Re-compute residuals to compare them with the updated ones.

Returns:

  • resid1 (Float32[Array, ‘n’]) – The final state of the residuals updated during the MCMC.

  • resid2 (Float32[Array, ‘n’]) – The residuals computed from the final state of the trees.

avg_acc()[source]

Compute the average acceptance rates of tree moves.

Returns:

  • acc_grow (Float32[Array, ‘’]) – The average acceptance rate of grow moves.

  • acc_prune (Float32[Array, ‘’]) – The average acceptance rate of prune moves.

avg_prop()[source]

Compute the average proposal rate of grow and prune moves.

Returns:

  • prop_grow (Float32[Array, ‘’]) – The fraction of times grow was proposed instead of prune.

  • prop_prune (Float32[Array, ‘’]) – The fraction of times prune was proposed instead of grow.

Notes

This function does not take into account cases where no move was proposed.

avg_move()[source]

Compute the move rate.

Returns:

  • rate_grow (Float32[Array, ‘’]) – The fraction of times a grow move was proposed and accepted.

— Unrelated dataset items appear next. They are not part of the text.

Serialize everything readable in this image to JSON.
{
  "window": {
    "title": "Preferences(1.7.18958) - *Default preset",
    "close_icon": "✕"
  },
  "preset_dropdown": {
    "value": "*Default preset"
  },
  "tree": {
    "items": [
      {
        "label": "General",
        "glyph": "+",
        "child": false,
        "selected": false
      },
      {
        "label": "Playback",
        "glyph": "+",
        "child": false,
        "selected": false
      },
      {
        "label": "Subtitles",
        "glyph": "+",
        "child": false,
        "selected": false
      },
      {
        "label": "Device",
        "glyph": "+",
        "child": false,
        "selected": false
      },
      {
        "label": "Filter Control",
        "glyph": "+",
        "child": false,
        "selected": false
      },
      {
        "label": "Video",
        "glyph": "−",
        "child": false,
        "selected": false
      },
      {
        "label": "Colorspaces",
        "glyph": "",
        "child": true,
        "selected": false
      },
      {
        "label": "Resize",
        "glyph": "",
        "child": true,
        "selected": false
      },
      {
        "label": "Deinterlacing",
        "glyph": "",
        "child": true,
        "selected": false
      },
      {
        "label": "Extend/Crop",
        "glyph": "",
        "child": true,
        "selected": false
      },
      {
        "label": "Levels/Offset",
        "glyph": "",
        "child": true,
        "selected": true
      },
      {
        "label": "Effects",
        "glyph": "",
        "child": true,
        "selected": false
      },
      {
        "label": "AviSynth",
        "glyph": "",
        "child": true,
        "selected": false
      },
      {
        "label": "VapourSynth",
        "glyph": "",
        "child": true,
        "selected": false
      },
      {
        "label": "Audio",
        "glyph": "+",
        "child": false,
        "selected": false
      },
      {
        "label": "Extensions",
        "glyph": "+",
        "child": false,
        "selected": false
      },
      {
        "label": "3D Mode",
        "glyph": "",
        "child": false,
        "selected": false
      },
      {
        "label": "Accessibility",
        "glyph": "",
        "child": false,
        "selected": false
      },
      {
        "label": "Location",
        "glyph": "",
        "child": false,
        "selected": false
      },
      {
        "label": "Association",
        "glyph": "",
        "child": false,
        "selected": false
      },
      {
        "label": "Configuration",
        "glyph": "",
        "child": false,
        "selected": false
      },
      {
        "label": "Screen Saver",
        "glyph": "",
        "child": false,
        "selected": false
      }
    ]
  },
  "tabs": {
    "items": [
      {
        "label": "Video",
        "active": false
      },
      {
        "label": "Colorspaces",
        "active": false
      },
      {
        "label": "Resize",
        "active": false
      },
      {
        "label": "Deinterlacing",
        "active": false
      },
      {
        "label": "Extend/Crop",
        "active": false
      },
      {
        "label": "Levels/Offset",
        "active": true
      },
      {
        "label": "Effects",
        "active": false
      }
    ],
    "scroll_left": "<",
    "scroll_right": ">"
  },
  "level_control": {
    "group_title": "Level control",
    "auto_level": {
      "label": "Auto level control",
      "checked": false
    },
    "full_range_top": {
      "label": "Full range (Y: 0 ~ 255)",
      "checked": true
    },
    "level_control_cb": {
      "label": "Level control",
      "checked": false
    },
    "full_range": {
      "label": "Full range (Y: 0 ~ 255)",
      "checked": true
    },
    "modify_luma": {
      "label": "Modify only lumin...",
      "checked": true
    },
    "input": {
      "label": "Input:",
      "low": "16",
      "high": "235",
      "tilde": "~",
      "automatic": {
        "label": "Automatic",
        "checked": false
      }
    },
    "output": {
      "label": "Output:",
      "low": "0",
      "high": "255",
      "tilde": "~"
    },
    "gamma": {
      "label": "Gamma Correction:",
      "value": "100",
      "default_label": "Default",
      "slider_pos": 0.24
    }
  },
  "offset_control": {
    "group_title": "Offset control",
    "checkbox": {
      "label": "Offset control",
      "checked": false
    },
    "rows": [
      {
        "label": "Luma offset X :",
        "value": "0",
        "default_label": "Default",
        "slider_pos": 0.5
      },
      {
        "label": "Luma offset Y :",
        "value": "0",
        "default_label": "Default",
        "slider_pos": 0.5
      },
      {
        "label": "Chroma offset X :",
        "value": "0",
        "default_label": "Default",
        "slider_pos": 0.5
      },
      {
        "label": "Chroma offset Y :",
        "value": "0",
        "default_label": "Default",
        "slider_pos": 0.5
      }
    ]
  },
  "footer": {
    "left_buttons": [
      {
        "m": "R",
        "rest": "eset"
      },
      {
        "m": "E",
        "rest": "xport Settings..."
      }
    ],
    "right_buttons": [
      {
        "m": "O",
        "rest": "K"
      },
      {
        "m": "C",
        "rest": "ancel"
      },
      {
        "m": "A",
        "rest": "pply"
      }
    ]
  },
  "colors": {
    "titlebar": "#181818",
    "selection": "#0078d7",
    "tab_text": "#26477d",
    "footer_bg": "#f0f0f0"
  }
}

  • rate_prune (Float32[Array, ‘’]) – The fraction of times a prune move was proposed and accepted.

depth_distr()[source]

Histogram of tree depths for each state of the trees.

Returns:

Float32[Array, 'trace_length d']A matrix where each row contains a histogram of tree depths.

points_per_decision_node_distr()[source]

Histogram of number of points belonging to parent-of-leaf nodes.

Returns:

Float32[Array, 'trace_length n+1']A matrix where each row contains a histogram of number of points.

points_per_leaf_distr()[source]

Histogram of number of points belonging to leaves.

Returns:

Float32[Array, 'trace_length n+1']A matrix where each row contains a histogram of number of points.

check_trees()[source]

Apply check_trace to all the tree draws.

Return type:

UInt[Array, 'trace_length ntree']

tree_goes_bad()[source]

Find iterations where a tree becomes invalid.

Returns:

Bool[Array, 'trace_length ntree'] – A where (i,j) is True if tree j is invalid at iteration i but not i-1.